Family members, even children, swindling elderly relatives occurs too often in Utah, according to Deputy Davis County Attorney Rick Westmoreland.
He recently charged an adult who embezzled $100,000 from an elderly parent with second-degree felony exploitation of an adult.
"The real problem is many times you have parents who don't want to press criminal charges," Westmoreland said. "Then it is one of the siblings who gets involved and becomes 'the bad guy.' "
Utah seniors are being exploited out of $7.7 million a year, according to a study conducted by Jilene Gunther of the Utah Division of Aging and Adult Services. That number could actually be as high as $339 million a year or $1 million a day because of unreported cases.
The average senior who becomes a victim loses more than $85,000 before it is reported to authorities, said Gunther, who is an attorney and social worker with the division.
She has put together a booklet titled "Navigating Your Rights: The Utah Legal Guide for Those 55 and Over."

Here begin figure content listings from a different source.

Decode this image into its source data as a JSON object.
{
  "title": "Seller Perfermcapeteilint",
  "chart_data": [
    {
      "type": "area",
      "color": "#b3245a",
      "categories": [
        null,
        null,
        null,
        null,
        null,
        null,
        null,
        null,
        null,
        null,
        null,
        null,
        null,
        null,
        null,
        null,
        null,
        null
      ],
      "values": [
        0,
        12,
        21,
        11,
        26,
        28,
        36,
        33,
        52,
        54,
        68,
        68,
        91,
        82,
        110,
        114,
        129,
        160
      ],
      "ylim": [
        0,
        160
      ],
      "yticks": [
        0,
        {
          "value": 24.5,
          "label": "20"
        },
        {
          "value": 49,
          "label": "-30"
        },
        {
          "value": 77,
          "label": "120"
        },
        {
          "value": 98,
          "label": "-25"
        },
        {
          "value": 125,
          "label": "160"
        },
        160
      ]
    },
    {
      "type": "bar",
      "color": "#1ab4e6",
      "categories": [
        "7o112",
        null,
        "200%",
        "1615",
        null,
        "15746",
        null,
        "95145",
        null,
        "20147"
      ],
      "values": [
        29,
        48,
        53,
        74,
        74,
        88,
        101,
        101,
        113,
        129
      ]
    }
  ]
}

She received funding from the Ballard Spahr law firm and Bank of American Fork, so no tax money was used.
The booklet has three chapters devoted to financial exploitation, Gunther said.
"The majority of perpetrators are the family members," Gunther said. "You can say blood is thicker than water, but for some, money is thicker than blood. No one expects their child to exploit them."
Kim Cannon, the long-term care ombudsman with Davis County Health Department Senior Services, said she gets several phone calls a month from concerned family members or friends who suspect an elderly person is being financially exploited. She can only investigate cases if the senior citizen says OK.
If they don't want her to investigate, then Cannon advises the person who complained to call the state's Adult Protective Services, because that department is under a different set of rules, Cannon said.
But what worries Cannon more is the scams seniors get snagged into because of technology or phone calls or door-to-door salesmen.
The book helps seniors see through the scams, she said.
Former Gov. Olene Walker, who is 80 and lives in St. George, wrote the foreword for the book.
"It's hard to believe that a child would exploit their parent," Walker said. "When the parents have money or property, sometimes one of their kids or another relative will talk them into investing into a scheme or actually find ways to control their estate."
Walker said she wrote the foreword after reading the book because she believes it is "a good guide to help (seniors) walk through issues."
"It is also very helpful in the health care issues," Walker said. "It tells (seniors) what the state can do and gives general instructions and directions on what (seniors) need to consider as they get older."
Sally Kershisnik, director of senior services and family health with Davis County Health Department, said everyone, even those younger than 55, should get the book because the information can be applied to most adults.
"We all have to think about our retirement and the future," Kershisnik said.
Kershisnik said no one is too young to begin planning for end-of-life care decisions or power of attorney.